1966: Charlie Dressen dies of a heart attack
Best known as the manager of the Brooklyn Dodgers team that surrendered a 12 1/2 game lead and the “Shot Heard Around The World” to the Giants in 1951, Dressen jump-started the Tigers in 1963, inheriting and polishing young stars such as Willie Horton, Denny McLain, and Bill Freehan. But in 1965 a spring training heart attack kept him out of the dugout until May. He had a second heart attack a year later, and died in August. He was replaced by Bob Swift, but after just two months Swift was sidelined by lung cancer and replaced by acting manager Frank Skaff. Mayo Smith would take over in 1967 and lead the Tigers to a championship in 1968, but he was never as beloved by fans and players as Dressen was.

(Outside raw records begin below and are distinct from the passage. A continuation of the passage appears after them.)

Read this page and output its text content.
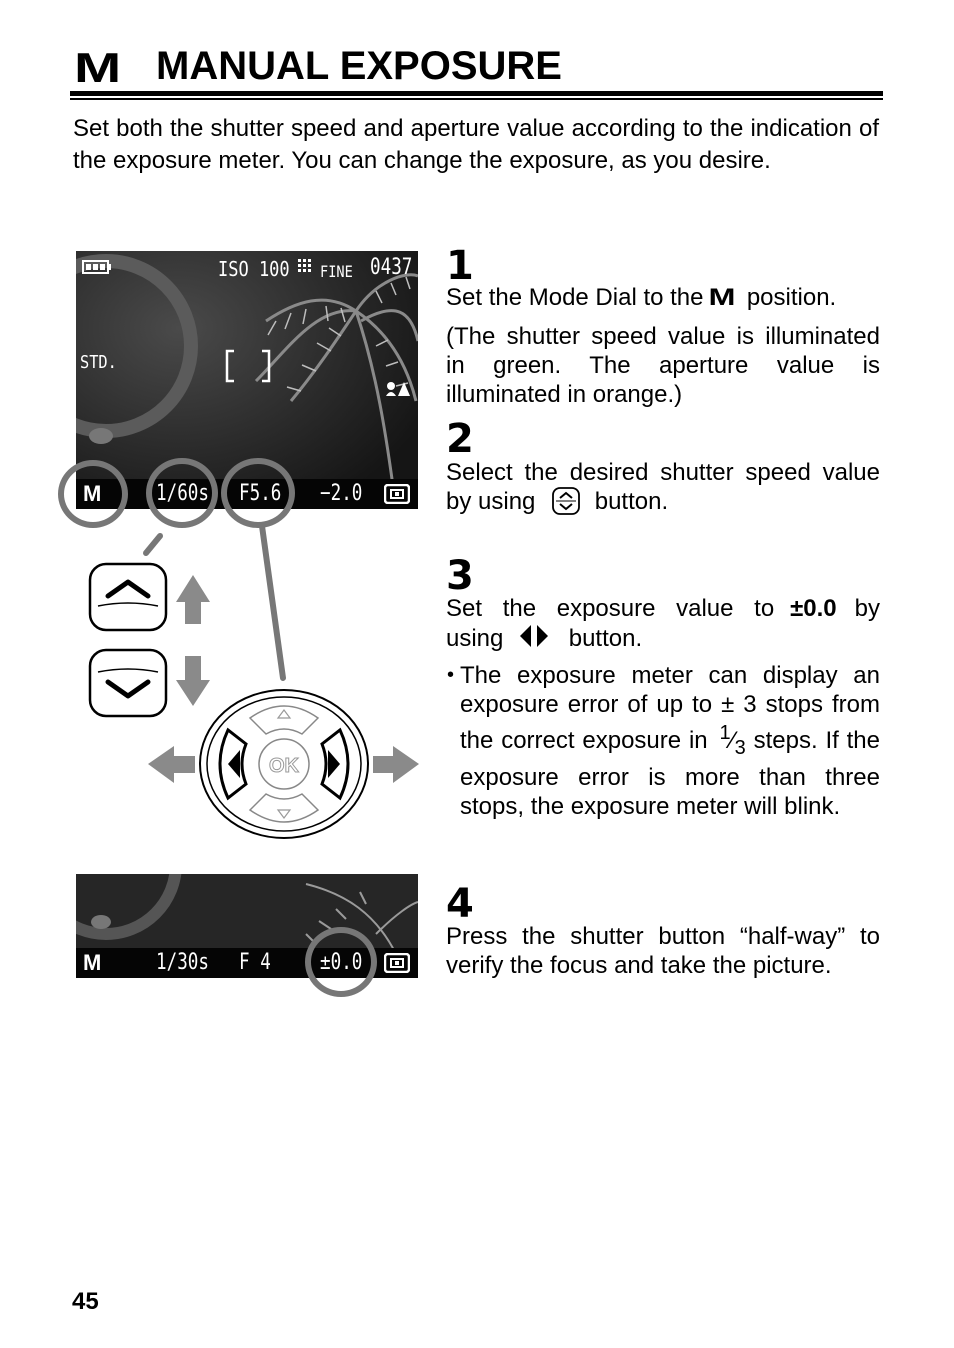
M MANUAL EXPOSURE
Set both the shutter speed and aperture value according to the indication of the exposure meter. You can change the exposure, as you desire.
ISO 100 FINE 0437
STD.
M 1/60s F5.6 −2.0
OK
M 1/30s F 4 ±0.0
1
Set the Mode Dial to the M position.
(The shutter speed value is illuminated in green. The aperture value is illuminated in orange.)
2
Select the desired shutter speed value by using button.
3
Set the exposure value to ±0.0 by
using	button.
• The exposure meter can display an exposure error of up to ± 3 stops from the correct exposure in $^1⁄_3$ steps. If the exposure error is more than three stops, the exposure meter will blink.
4
Press the shutter button “half-way” to verify the focus and take the picture.
45
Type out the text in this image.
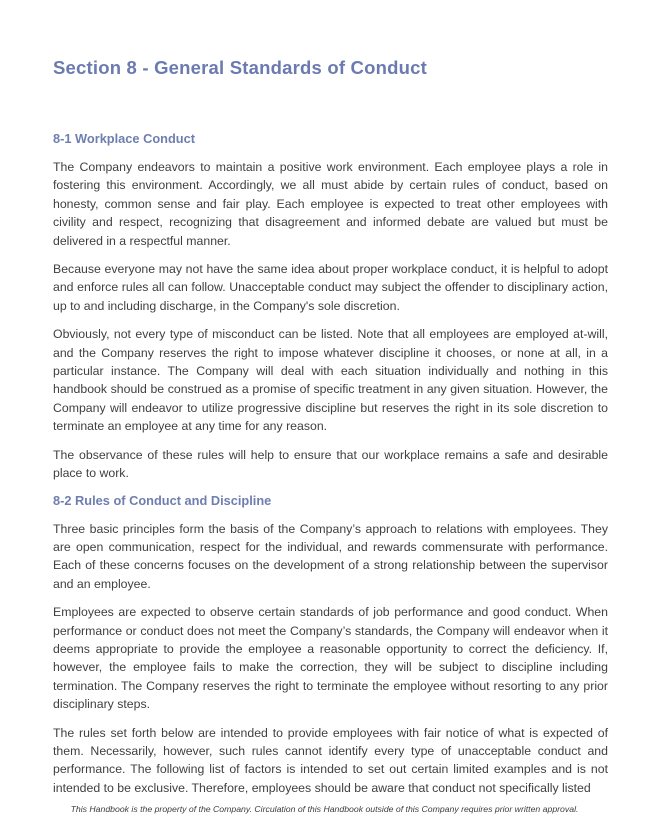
Section 8 - General Standards of Conduct
8-1 Workplace Conduct

The Company endeavors to maintain a positive work environment. Each employee plays a role in fostering this environment. Accordingly, we all must abide by certain rules of conduct, based on honesty, common sense and fair play. Each employee is expected to treat other employees with civility and respect, recognizing that disagreement and informed debate are valued but must be delivered in a respectful manner.

Because everyone may not have the same idea about proper workplace conduct, it is helpful to adopt and enforce rules all can follow. Unacceptable conduct may subject the offender to disciplinary action, up to and including discharge, in the Company's sole discretion.

Obviously, not every type of misconduct can be listed. Note that all employees are employed at-will, and the Company reserves the right to impose whatever discipline it chooses, or none at all, in a particular instance. The Company will deal with each situation individually and nothing in this handbook should be construed as a promise of specific treatment in any given situation. However, the Company will endeavor to utilize progressive discipline but reserves the right in its sole discretion to terminate an employee at any time for any reason.

The observance of these rules will help to ensure that our workplace remains a safe and desirable place to work.

8-2 Rules of Conduct and Discipline

Three basic principles form the basis of the Company’s approach to relations with employees. They are open communication, respect for the individual, and rewards commensurate with performance. Each of these concerns focuses on the development of a strong relationship between the supervisor and an employee.

Employees are expected to observe certain standards of job performance and good conduct. When performance or conduct does not meet the Company’s standards, the Company will endeavor when it deems appropriate to provide the employee a reasonable opportunity to correct the deficiency. If, however, the employee fails to make the correction, they will be subject to discipline including termination. The Company reserves the right to terminate the employee without resorting to any prior disciplinary steps.

The rules set forth below are intended to provide employees with fair notice of what is expected of them. Necessarily, however, such rules cannot identify every type of unacceptable conduct and performance. The following list of factors is intended to set out certain limited examples and is not intended to be exclusive. Therefore, employees should be aware that conduct not specifically listed

This Handbook is the property of the Company. Circulation of this Handbook outside of this Company requires prior written approval.
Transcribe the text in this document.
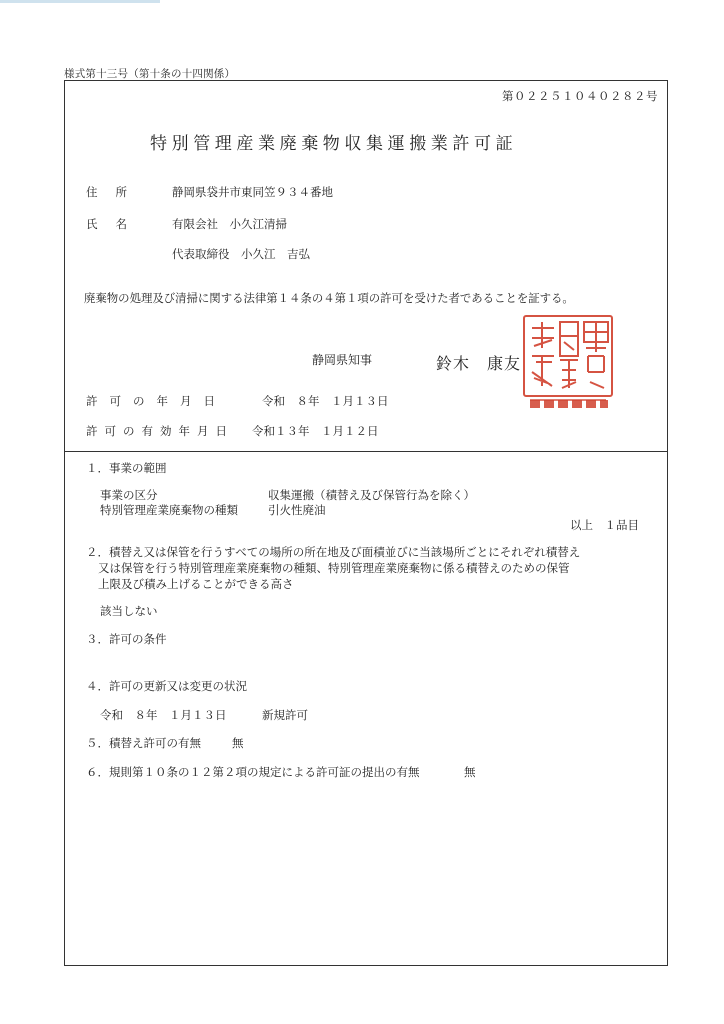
様式第十三号（第十条の十四関係）
第０２２５１０４０２８２号
特別管理産業廃棄物収集運搬業許可証
住所 静岡県袋井市東同笠９３４番地
氏名 有限会社　小久江清掃
代表取締役　小久江　吉弘
廃棄物の処理及び清掃に関する法律第１４条の４第１項の許可を受けた者であることを証する。
静岡県知事	鈴木　康友
許可の年月日	令和　８年　１月１３日
許可の有効年月日 令和１３年　１月１２日
１．事業の範囲
事業の区分	収集運搬（積替え及び保管行為を除く）
特別管理産業廃棄物の種類	引火性廃油
以上　１品目
２．積替え又は保管を行うすべての場所の所在地及び面積並びに当該場所ごとにそれぞれ積替え
又は保管を行う特別管理産業廃棄物の種類、特別管理産業廃棄物に係る積替えのための保管
上限及び積み上げることができる高さ
該当しない
３．許可の条件
４．許可の更新又は変更の状況
令和　８年　１月１３日	新規許可
５．積替え許可の有無	無
６．規則第１０条の１２第２項の規定による許可証の提出の有無	無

1973: Billy Martin fired for bragging about spitballs
When you hired Billy Martin as your manager you could count on two things: he would get the most out of your team, and he would give you headaches. The Tigers got both, squeaking out a division title in 1972 and enduring constant off-the-field drama. After an August game against the Indians, Martin announced to the press that he ordered his pitchers to throw spitballs when he thought Gaylord Perry was using his signature pitch against the Tigers. Martin was suspended by the American League and then the Tigers sent him packing. Still, Martin’s Tigers tenure was relatively tranquil compared to what lay in store for him with the Yankees. The Tigers promoted Joe Schultz to acting manager to finish the season. Schultz was a colorful figure whose claim to fame was managing the expansion Seattle Pilots, as immortalized by Jim Bouton’s book Ball Four.

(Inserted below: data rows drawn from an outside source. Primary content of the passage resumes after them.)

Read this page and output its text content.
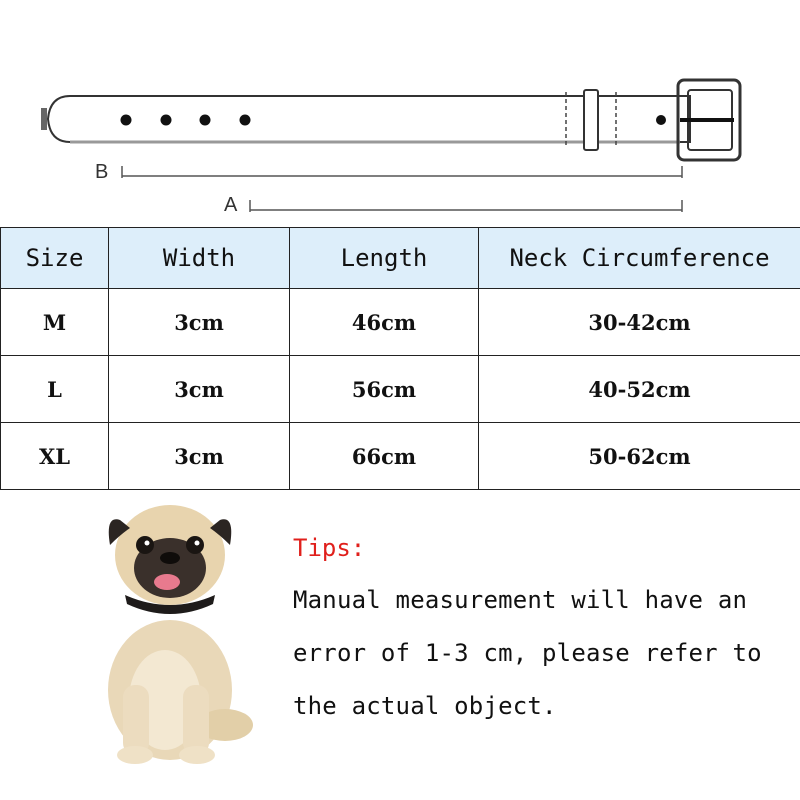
B
A
Size	Width	Length	Neck Circumference
M	3cm	46cm	30-42cm
L	3cm	56cm	40-52cm
XL	3cm	66cm	50-62cm
Tips:
Manual measurement will have an
error of 1-3 cm, please refer to
the actual object.
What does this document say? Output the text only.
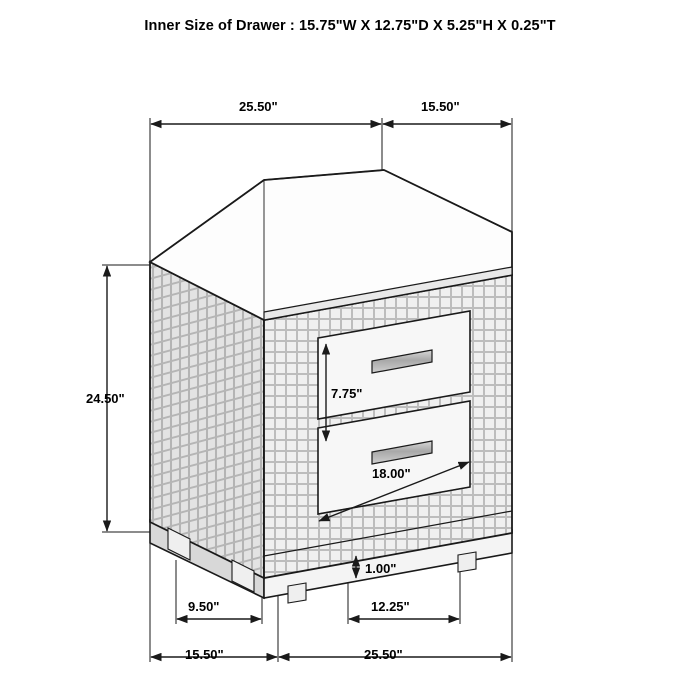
Inner Size of Drawer : 15.75"W X 12.75"D X 5.25"H X 0.25"T
25.50"	15.50"
24.50"	7.75"
18.00"
1.00"
9.50"	12.25"
15.50"	25.50"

1979: Sparky Anderson chooses Tigers over the Cubs
When the Cubs hired Joe Maddon as their manager in 2015, just one year after bringing in Rick Renteria, everyone (even the Cubs) agreed it was both unfair to Renteria and also the right thing to do. When you have an unexpected chance to upgrade to a proven winner, you do it. This is what the Tigers decided in 1979. Les Moss was two months into his first season at the helm of the Tigers when GM Jim Campbell found out that Sparky Anderson, recently deposed from the Reds, might be available. Anderson later revealed he had a handshake deal to take over the Cubs in 1980, but he recalled that Campbell came highly recommended by former Tigers manager Ralph Houk, and he changed his plans. The abrupt removal of Moss was unjust, but it was also absolutely the best thing for the Tigers. Anderson led the team to dominance in the 1980s, including a wire-to-wire championship season in 1984. The Cubs, meanwhile, would have to wait until Maddon came along to win their long-awaited title.